John Bellows, Western Asset Management portfolio manager and research analyst, said the Fed would likely undershoot its rate-hike target in 2022:
"I think it's interesting that the market's priced on top of the Fed for 2022. It has about three rate hikes. The Fed's now at three rate hikes. And so as an investor, you kind of have to say, 'Well, where are we relative to the Fed?' And my guess is that Jerome Powell is going to be pretty careful not to overcommit to those three rate hikes next year. The reality is that when they're ready to start thinking about hiking rates in March or certainly by June, we're going to have a much different inflation and growth environment than we do right now. We're going to see some moderation of inflation. The growth numbers are unlikely to be sustained at what we saw previously. You already saw a little bit of that in [Wednesday's] retail sales number, which was disappointing. And so I think Powell's going to not overcommit. And so as an investor, the market's priced on top of the Fed, and I think you need to think about that because it seems to me that if we're in a different environment next year, the chances are they undershoot in terms of rate hikes. Now, undershooting in terms of rate hikes, if that's in the environment of still-strong growth, isn't necessarily bad for risk assets and for credit and for other spread sectors and fixed income. But that's the type of exercise. Where is the market, where is the Fed, and then where are the risks relative to that? And again, if we're right that the environment is much different next year in terms of growth and inflation, I think the risks are probably on the downside in terms of the rate hikes that they deliver."

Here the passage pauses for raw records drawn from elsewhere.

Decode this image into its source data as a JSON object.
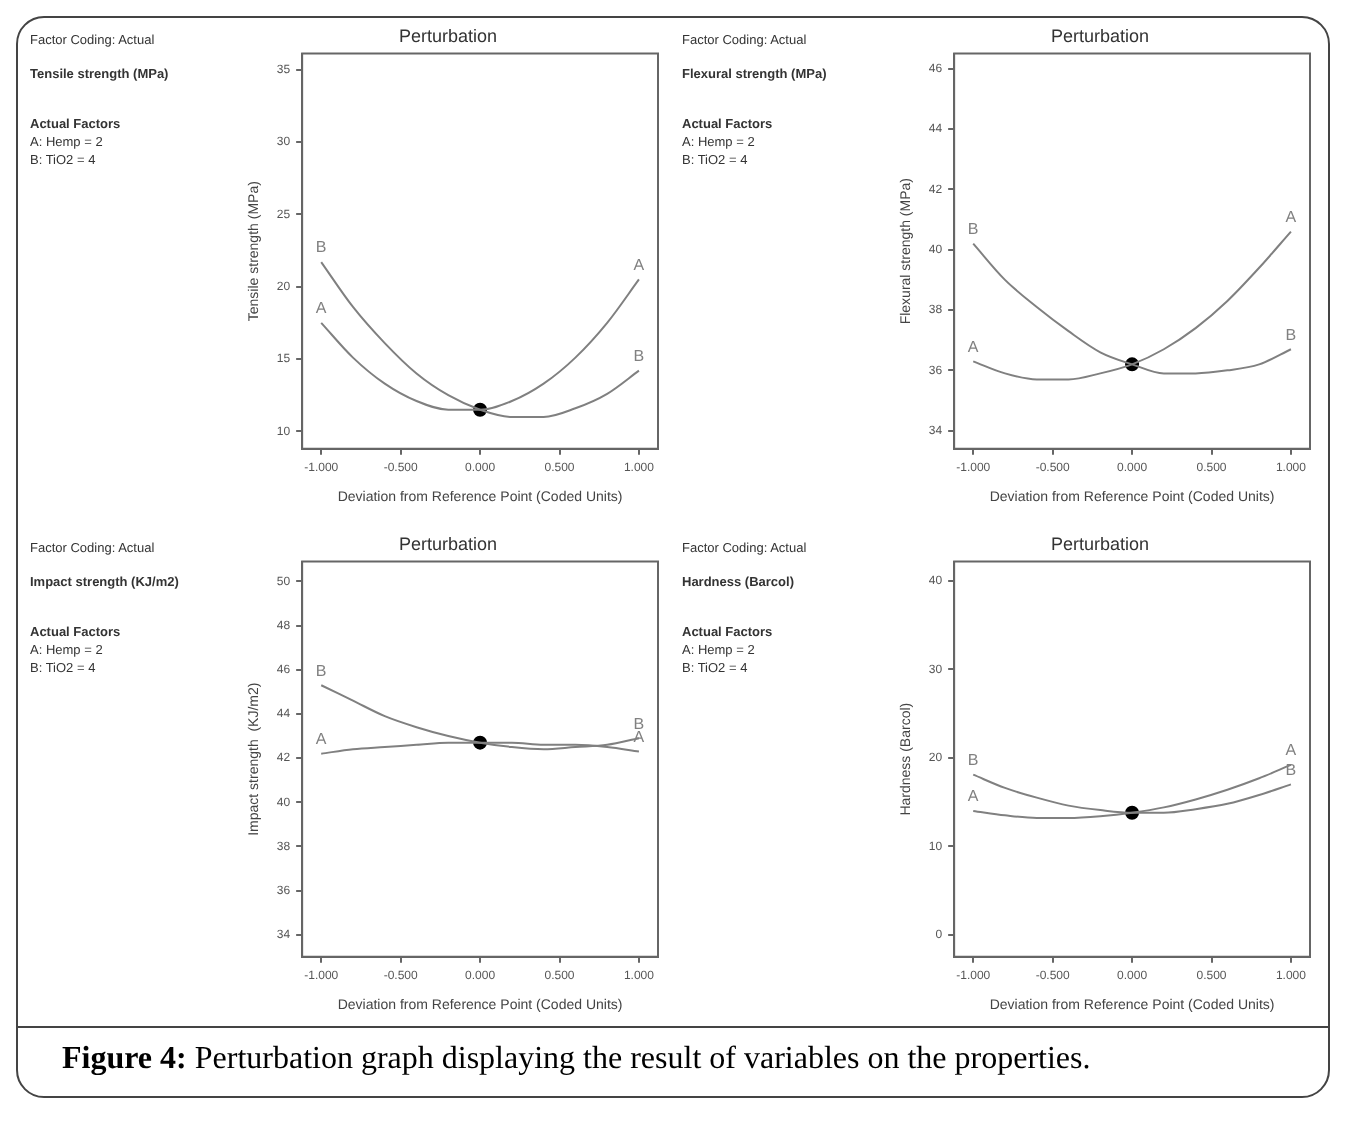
{
  "chart_data": [
    {
      "type": "line",
      "title": "Perturbation",
      "xlabel": "Deviation from Reference Point (Coded Units)",
      "ylabel": "Tensile strength (MPa)",
      "xlim": [
        -1.12,
        1.12
      ],
      "xticks": [
        {
          "value": -1,
          "label": "-1.000"
        },
        {
          "value": -0.5,
          "label": "-0.500"
        },
        {
          "value": 0,
          "label": "0.000"
        },
        {
          "value": 0.5,
          "label": "0.500"
        },
        {
          "value": 1,
          "label": "1.000"
        }
      ],
      "ylim": [
        8.8,
        36.1
      ],
      "yticks": [
        10,
        15,
        20,
        25,
        30,
        35
      ],
      "legend": false,
      "line_style": "solid",
      "annotations": [
        "Factor Coding: Actual",
        "Tensile strength (MPa)",
        "Actual Factors",
        "A: Hemp = 2",
        "B: TiO2 = 4"
      ],
      "series": [
        {
          "name": "A",
          "color": "#808080",
          "marker": "none",
          "x": [
            -1,
            -0.8,
            -0.6,
            -0.4,
            -0.2,
            0,
            0.2,
            0.4,
            0.6,
            0.8,
            1
          ],
          "values": [
            17.5,
            15.1,
            13.3,
            12.1,
            11.5,
            11.5,
            12.1,
            13.3,
            15.1,
            17.5,
            20.5
          ]
        },
        {
          "name": "B",
          "color": "#808080",
          "marker": "none",
          "x": [
            -1,
            -0.8,
            -0.6,
            -0.4,
            -0.2,
            0,
            0.2,
            0.4,
            0.6,
            0.8,
            1
          ],
          "values": [
            21.7,
            18.6,
            16.1,
            14.0,
            12.5,
            11.5,
            11.0,
            11.0,
            11.6,
            12.6,
            14.2
          ]
        },
        {
          "type": "scatter",
          "color": "#000000",
          "marker": "circle",
          "x": [
            0
          ],
          "values": [
            11.5
          ]
        }
      ]
    },
    {
      "type": "line",
      "title": "Perturbation",
      "xlabel": "Deviation from Reference Point (Coded Units)",
      "ylabel": "Flexural strength (MPa)",
      "xlim": [
        -1.12,
        1.12
      ],
      "xticks": [
        {
          "value": -1,
          "label": "-1.000"
        },
        {
          "value": -0.5,
          "label": "-0.500"
        },
        {
          "value": 0,
          "label": "0.000"
        },
        {
          "value": 0.5,
          "label": "0.500"
        },
        {
          "value": 1,
          "label": "1.000"
        }
      ],
      "ylim": [
        33.4,
        46.5
      ],
      "yticks": [
        34,
        36,
        38,
        40,
        42,
        44,
        46
      ],
      "legend": false,
      "line_style": "solid",
      "annotations": [
        "Factor Coding: Actual",
        "Flexural strength (MPa)",
        "Actual Factors",
        "A: Hemp = 2",
        "B: TiO2 = 4"
      ],
      "series": [
        {
          "name": "A",
          "color": "#808080",
          "marker": "none",
          "x": [
            -1,
            -0.8,
            -0.6,
            -0.4,
            -0.2,
            0,
            0.2,
            0.4,
            0.6,
            0.8,
            1
          ],
          "values": [
            36.3,
            35.9,
            35.7,
            35.7,
            35.9,
            36.2,
            36.7,
            37.4,
            38.3,
            39.4,
            40.6
          ]
        },
        {
          "name": "B",
          "color": "#808080",
          "marker": "none",
          "x": [
            -1,
            -0.8,
            -0.6,
            -0.4,
            -0.2,
            0,
            0.2,
            0.4,
            0.6,
            0.8,
            1
          ],
          "values": [
            40.2,
            39.0,
            38.1,
            37.3,
            36.6,
            36.2,
            35.9,
            35.9,
            36.0,
            36.2,
            36.7
          ]
        },
        {
          "type": "scatter",
          "color": "#000000",
          "marker": "circle",
          "x": [
            0
          ],
          "values": [
            36.2
          ]
        }
      ]
    },
    {
      "type": "line",
      "title": "Perturbation",
      "xlabel": "Deviation from Reference Point (Coded Units)",
      "ylabel": "Impact strength  (KJ/m2)",
      "xlim": [
        -1.12,
        1.12
      ],
      "xticks": [
        {
          "value": -1,
          "label": "-1.000"
        },
        {
          "value": -0.5,
          "label": "-0.500"
        },
        {
          "value": 0,
          "label": "0.000"
        },
        {
          "value": 0.5,
          "label": "0.500"
        },
        {
          "value": 1,
          "label": "1.000"
        }
      ],
      "ylim": [
        33,
        50.9
      ],
      "yticks": [
        34,
        36,
        38,
        40,
        42,
        44,
        46,
        48,
        50
      ],
      "legend": false,
      "line_style": "solid",
      "annotations": [
        "Factor Coding: Actual",
        "Impact strength  (KJ/m2)",
        "Actual Factors",
        "A: Hemp = 2",
        "B: TiO2 = 4"
      ],
      "series": [
        {
          "name": "A",
          "color": "#808080",
          "marker": "none",
          "x": [
            -1,
            -0.8,
            -0.6,
            -0.4,
            -0.2,
            0,
            0.2,
            0.4,
            0.6,
            0.8,
            1
          ],
          "values": [
            42.2,
            42.4,
            42.5,
            42.6,
            42.7,
            42.7,
            42.7,
            42.6,
            42.6,
            42.5,
            42.3
          ]
        },
        {
          "name": "B",
          "color": "#808080",
          "marker": "none",
          "x": [
            -1,
            -0.8,
            -0.6,
            -0.4,
            -0.2,
            0,
            0.2,
            0.4,
            0.6,
            0.8,
            1
          ],
          "values": [
            45.3,
            44.6,
            43.9,
            43.4,
            43.0,
            42.7,
            42.5,
            42.4,
            42.5,
            42.6,
            42.9
          ]
        },
        {
          "type": "scatter",
          "color": "#000000",
          "marker": "circle",
          "x": [
            0
          ],
          "values": [
            42.7
          ]
        }
      ]
    },
    {
      "type": "line",
      "title": "Perturbation",
      "xlabel": "Deviation from Reference Point (Coded Units)",
      "ylabel": "Hardness (Barcol)",
      "xlim": [
        -1.12,
        1.12
      ],
      "xticks": [
        {
          "value": -1,
          "label": "-1.000"
        },
        {
          "value": -0.5,
          "label": "-0.500"
        },
        {
          "value": 0,
          "label": "0.000"
        },
        {
          "value": 0.5,
          "label": "0.500"
        },
        {
          "value": 1,
          "label": "1.000"
        }
      ],
      "ylim": [
        -2.5,
        42.2
      ],
      "yticks": [
        0,
        10,
        20,
        30,
        40
      ],
      "legend": false,
      "line_style": "solid",
      "annotations": [
        "Factor Coding: Actual",
        "Hardness (Barcol)",
        "Actual Factors",
        "A: Hemp = 2",
        "B: TiO2 = 4",
        "Figure 4: Perturbation graph displaying the result of variables on the properties."
      ],
      "series": [
        {
          "name": "A",
          "color": "#808080",
          "marker": "none",
          "x": [
            -1,
            -0.8,
            -0.6,
            -0.4,
            -0.2,
            0,
            0.2,
            0.4,
            0.6,
            0.8,
            1
          ],
          "values": [
            14.0,
            13.5,
            13.2,
            13.2,
            13.4,
            13.8,
            14.4,
            15.3,
            16.4,
            17.7,
            19.2
          ]
        },
        {
          "name": "B",
          "color": "#808080",
          "marker": "none",
          "x": [
            -1,
            -0.8,
            -0.6,
            -0.4,
            -0.2,
            0,
            0.2,
            0.4,
            0.6,
            0.8,
            1
          ],
          "values": [
            18.1,
            16.6,
            15.5,
            14.6,
            14.1,
            13.8,
            13.8,
            14.2,
            14.8,
            15.8,
            17.0
          ]
        },
        {
          "type": "scatter",
          "color": "#000000",
          "marker": "circle",
          "x": [
            0
          ],
          "values": [
            13.8
          ]
        }
      ]
    }
  ]
}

Former Fed governor Frederic Mishkin said waiting to raise rates could come back to bite his former employer:
"I think that they are being cautious in terms of still being pretty expansionary. I think the Fed is behind the curve and they are starting to signal that they do have to raise rates, and that's a good thing. The communication has improved in that regard. But the reality is that inflation is much higher than they anticipated, it's more permanent than they anticipated, and I think it's actually a mistake to not be preemptive at this particular stage, to say that we're not going to actually raise rates until we see the whites of our eyes, which is that we are at full employment. … That may be too late because I think there's actually good reason to think we are already at full employment. So I do worry very much about what the Fed is doing. I don't think that it's going to be a disaster, but I think eventually they're going to have to raise rates by more than they otherwise would to contain this inflation. Inflation is going to be higher than it otherwise would and that's not a great outcome."
Delancey Wealth Management founder Ivory Johnson said inflation has likely already peaked:
"Anytime you see shipping container costs increased by 300%, those costs will be transferred to the consumer. Let's not forget the money supply's increased from [$]15 trillion to [$]21 trillion and demand for credit hasn't kept pace. That's also inflationary. But if you look long term, demographically, baby boomers are starting to retire. That's deflationary. Innovation and technology — that's deflationary. So I think we have already peaked, and if you look at the [Merrill Lynch Option Volatility Estimate] index — that's the bond market volatility — that's showing us that inflation's kind of peaked out. So I'm comfortable on that stance."
Note: The Merrill Lynch Option Volatility Estimate is a yield curve weighted index of the normalized implied volatility on 1-month Treasury options.